Film. Mały Hans obija piłeczką tenisową ścianę familoka. Na ścianie jest narysowany kredą zarys bramki. W niej zakreślone pola z koślawymi cyframi. Hans mówi eins – tenisowa piłeczka uderza w pole z jedynką. Hans mówi sieben – piłeczka trafia w siódemkę. Ma też prawdziwą piłkę – dostaje ją od tajemniczego mężczyzny w kapeluszu, który zjawia się znikąd, gdy Hans jest na podwórku. Piłka ma skazę – jest na niej pieczątka z nazistowską gapą. Pochodzenie Hansa jest problemem.
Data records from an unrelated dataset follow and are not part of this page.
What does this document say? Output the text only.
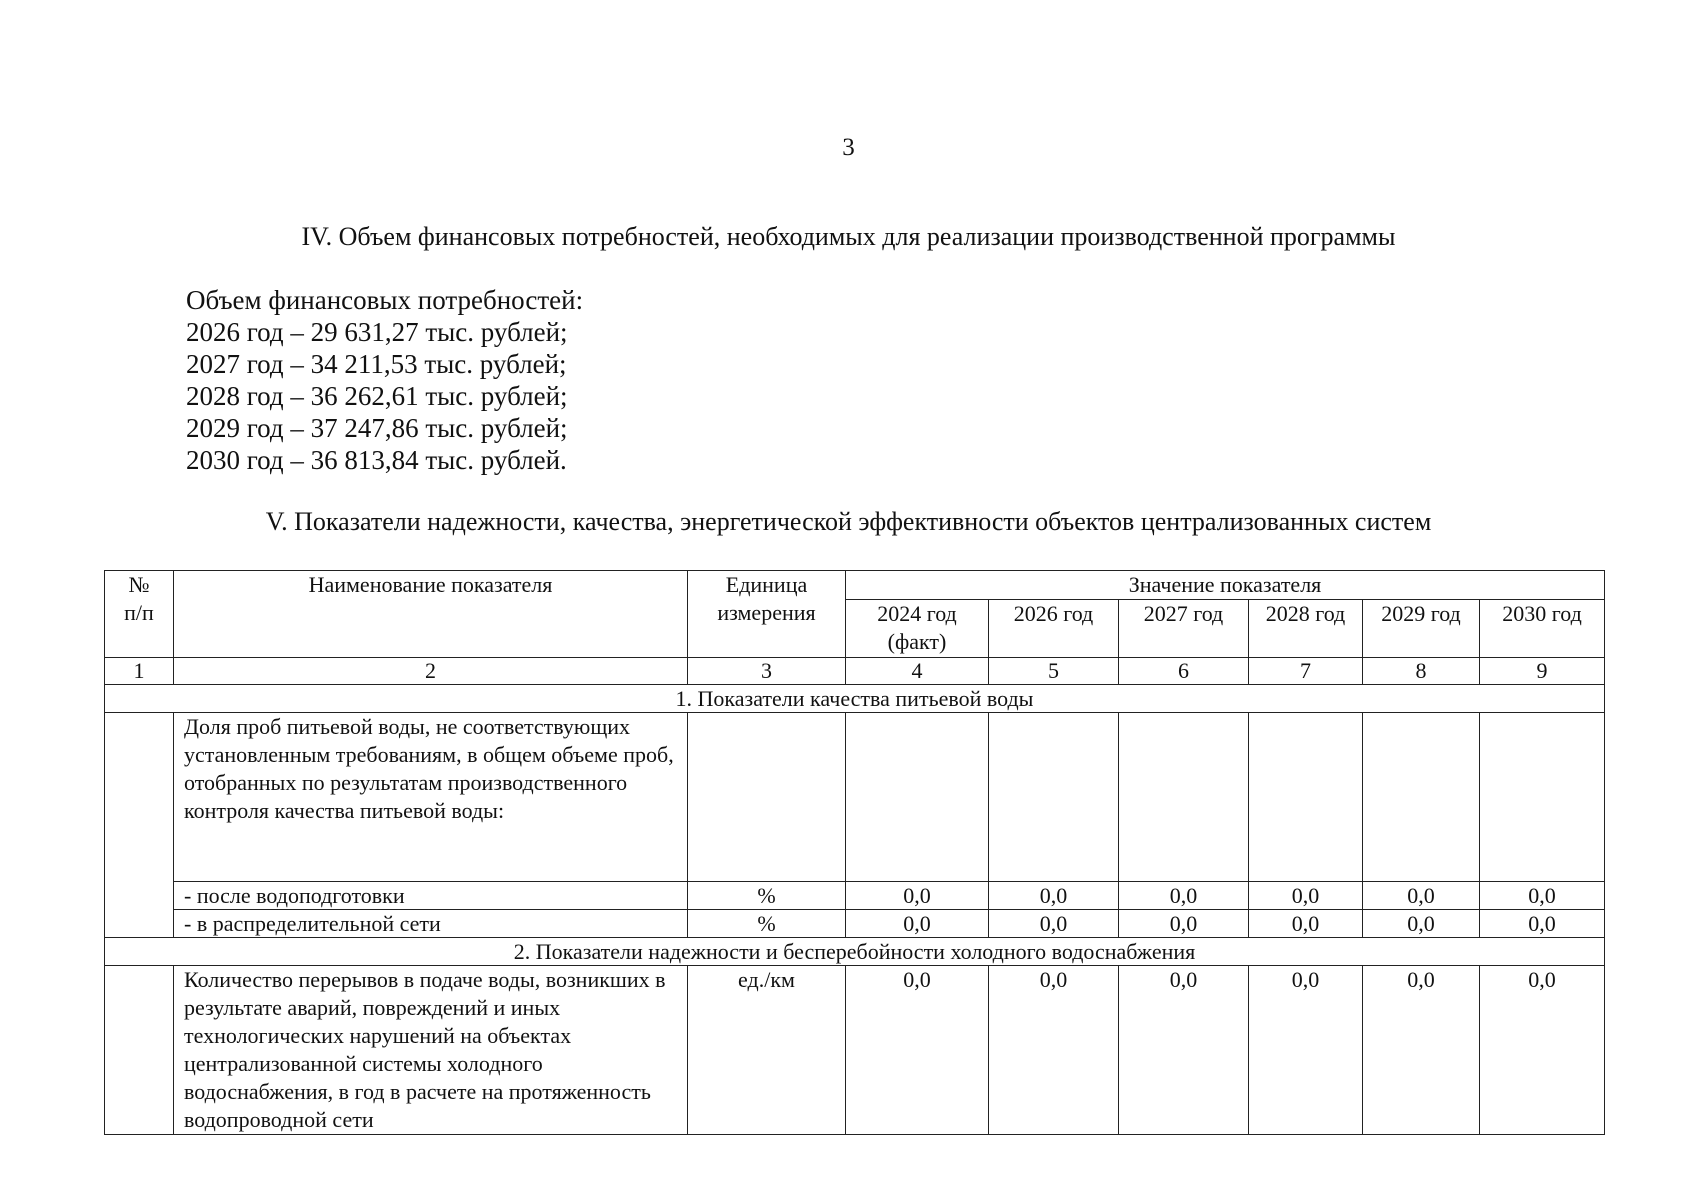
3
IV. Объем финансовых потребностей, необходимых для реализации производственной программы
Объем финансовых потребностей:
2026 год – 29 631,27 тыс. рублей;
2027 год – 34 211,53 тыс. рублей;
2028 год – 36 262,61 тыс. рублей;
2029 год – 37 247,86 тыс. рублей;
2030 год – 36 813,84 тыс. рублей.
V. Показатели надежности, качества, энергетической эффективности объектов централизованных систем
№ п/п	Наименование показателя	Единица измерения	Значение показателя					
			2024 год (факт)	2026 год	2027 год	2028 год	2029 год	2030 год
1	2	3	4	5	6	7	8	9
1. Показатели качества питьевой воды								
	Доля проб питьевой воды, не соответствующих установленным требованиям, в общем объеме проб, отобранных по результатам производственного контроля качества питьевой воды:							
	- после водоподготовки	%	0,0	0,0	0,0	0,0	0,0	0,0
	- в распределительной сети	%	0,0	0,0	0,0	0,0	0,0	0,0
2. Показатели надежности и бесперебойности холодного водоснабжения								
	Количество перерывов в подаче воды, возникших в результате аварий, повреждений и иных технологических нарушений на объектах централизованной системы холодного водоснабжения, в год в расчете на протяженность водопроводной сети	ед./км	0,0	0,0	0,0	0,0	0,0	0,0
Banasiów odwiedzają smutni panowie ze Służby Bezpieczeństwa. Jeden z nich wręcza Jankowi prezent – nóż sprężynowy z czerwoną gwiazdą, a potem zmusza go do rozprucia piłki. Krzyczy: Tu jest Polska, a ty masz polskie imię.
Życie: Jan Banaś jest nieświadomy swojej niemieckości. Wychowany przez dziadków najpierw w Katowicach, a potem w Mikołowie. Mamę widuje wieczorami, gdy wraca z pracy (jest księgową). O ojcu wie tyle, że był Niemcem i zginął na froncie. – Kazała mi się za niego modlić – mówi Jan Banaś. Żyją biednie. O skórzanej piłce Janek może tylko pomarzyć. Czasami takie cudo przyniesie na hasiok, żużlowe boisko, któryś z kolegów. Prawdziwą piłką Janek gra dopiero, gdy trafia do młodzieżowego klubu Zryw z Chorzowa. W juniorskim futbolu to wówczas krajowa potęga – na początku lat 60. Zryw dwa razy z rzędu zdobywa mistrzostwo Polski. Za drugim razem pokonując w finale Górnika Wałbrzych 10:1. Banaś, pieszczotliwie zwany Bubi, na prawym skrzydle jest nie do zatrzymania, czaruje dryblingami, strzela w tym meczu trzy gole. Ogląda go 80 tys. ludzi – finał zorganizowany jest na Stadionie Śląskim, tuż przed meczem pucharowym Górnika Zabrze z Tottenhamem Londyn.
Z powodu swojego pochodzenia nie ma żadnych nieprzyjemności.